Ces deux mots, plus guère d’actualité, s’appliquent désormais à elle.

Vous voulez que je vous dépose ?

Caraccioli, le Livre à la mode, éd. de 2005, couverture

Il est diverses façons de laisser quelqu’un à destination. On peut déposer cette personne. En registre plus familier, l’Oreille tendue connaît domper (to dump, en anglais). Le marquis de Caraccioli, dans le Livre à la mode, en 1759, a un verbe qui étonne, italique à l’appui : «Madame, voulez-vous, sans façon, accepter une place dans mon vis-à-vis, je vous vomirai là où bon vous semblera […]» (éd. de 2005, p. 70).

P.-S.—En effet, il a déjà été question de vomir ici.

Référence

Caraccioli, Louis-Antoine, marquis de, le Livre à la mode suivi du Livre des quatre couleurs, Saint-Étienne, Publications de l’Université de Saint-Étienne—Jean Monnet, coll. «Lire le dix-huitième siècle», 2005, 105 p. Textes présentés et annotés par Anne Richardot.

Accouplements 91

(Accouplements : une rubriquel’Oreille tendue s’amuse à mettre en vis-à-vis deux œuvres, ou plus, d’horizons éloignés.)

Le XVIIIe siècle a été électrique, pour les idées comme pour les personnes.

Caraccioli, Louis-Antoine, marquis de, le Livre à la mode suivi du Livre des quatre couleurs, Saint-Étienne, Publications de l’Université de Saint-Étienne—Jean Monnet, coll. «Lire le dix-huitième siècle», 2005, 105 p. Textes présentés et annotés par Anne Richardot.

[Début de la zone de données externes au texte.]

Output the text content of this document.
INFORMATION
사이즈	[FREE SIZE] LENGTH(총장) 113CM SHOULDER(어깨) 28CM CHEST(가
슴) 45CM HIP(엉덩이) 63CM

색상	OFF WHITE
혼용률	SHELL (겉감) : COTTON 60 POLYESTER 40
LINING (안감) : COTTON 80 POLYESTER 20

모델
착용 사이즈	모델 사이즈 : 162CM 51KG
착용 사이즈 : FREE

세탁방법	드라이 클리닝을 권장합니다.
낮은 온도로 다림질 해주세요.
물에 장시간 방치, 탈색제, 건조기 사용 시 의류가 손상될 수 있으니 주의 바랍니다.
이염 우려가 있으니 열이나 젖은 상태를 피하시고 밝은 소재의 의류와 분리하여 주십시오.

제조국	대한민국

«Parlerons-nous maintenant des conversations, ci-devant languissantes, monotones et, qui pis est, savantes ? Elles étouffaient tout homme d’esprit, tandis qu’aujourd’hui, toutes spirituelles, toutes sémillantes, toutes badines, elles électrisent les personnes les plus sottes et en tirent des étincelles» (le Livre à la mode, 1759, p. 61).

Révéroni Saint-Cyr, Pauliska ou la Perversité moderne. Mémoires récents d’une Polonaise, Paris, Desjonquères, coll. «XVIIIe siècle», 1991, 221 p. Édition de 1798. Édition établie et présentée par Michel Delon.

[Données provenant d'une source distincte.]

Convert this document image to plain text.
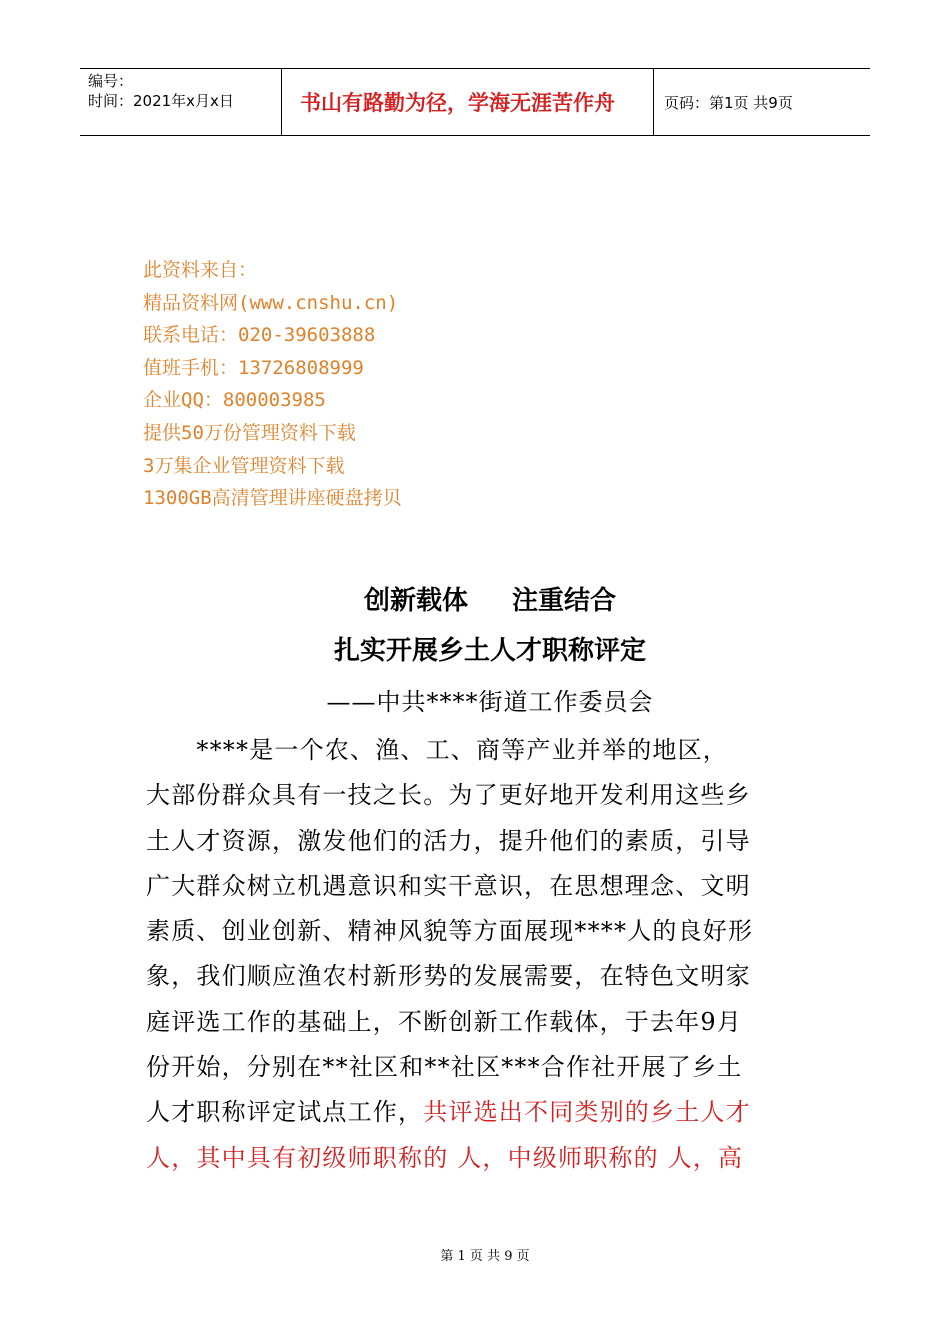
编号：
时间：2021年x月x日	书山有路勤为径，学海无涯苦作舟	页码：第1页 共9页
此资料来自：
精品资料网(www.cnshu.cn)
联系电话：020-39603888
值班手机：13726808999
企业QQ：800003985
提供50万份管理资料下载
3万集企业管理资料下载
1300GB高清管理讲座硬盘拷贝
创新载体 注重结合
扎实开展乡土人才职称评定
——中共****街道工作委员会
　　****是一个农、渔、工、商等产业并举的地区，
大部份群众具有一技之长。为了更好地开发利用这些乡
土人才资源，激发他们的活力，提升他们的素质，引导
广大群众树立机遇意识和实干意识，在思想理念、文明
素质、创业创新、精神风貌等方面展现****人的良好形
象，我们顺应渔农村新形势的发展需要，在特色文明家
庭评选工作的基础上，不断创新工作载体，于去年9月
份开始，分别在**社区和**社区***合作社开展了乡土
人才职称评定试点工作，共评选出不同类别的乡土人才
人，其中具有初级师职称的 人，中级师职称的 人，高
第 1 页 共 9 页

«Après quelques instants de préparatifs, je vis amener les deux enfants désignés, nus, âgés à peu près de six ans et d’une figure touchante. Ces pauvres petits êtres tremblaient de tout leur corps à l’aspect de Saviati, dont la figure noire et ridée, encadrée dans une perruque blanche, avait quelque chose des ministres du Tartare. Une immense machine électrique était au milieu du cabinet. “C’est bien cela que j’avais demandé, baron, dit-il à M. d’Olnitz; vous avez parfaitement saisi la forme de l’appareil, et il est bien exécuté. Vous allez en voir les effets.” À ces mots, il prend ces petits enfants, il les lie avec quatre courroies de cuir aux poteaux qui supportaient la grande roue de verre, et en face des coussinets de frottement. Il les dispose dos contre dos, de manière que le bas des reins se touche parfaitement et forme un frottoir naturel, séparé par la seule épaisseur de la roue de verre. Il tourne ensuite la grande roue avec vivacité; bientôt le mouvement rapide du verre échauffe ces chairs délicates, les étincelles jaillissent; on reconnaît à l’agitation de ces enfants la cuisson que ce contact brûlant leur cause» (p. 189-190).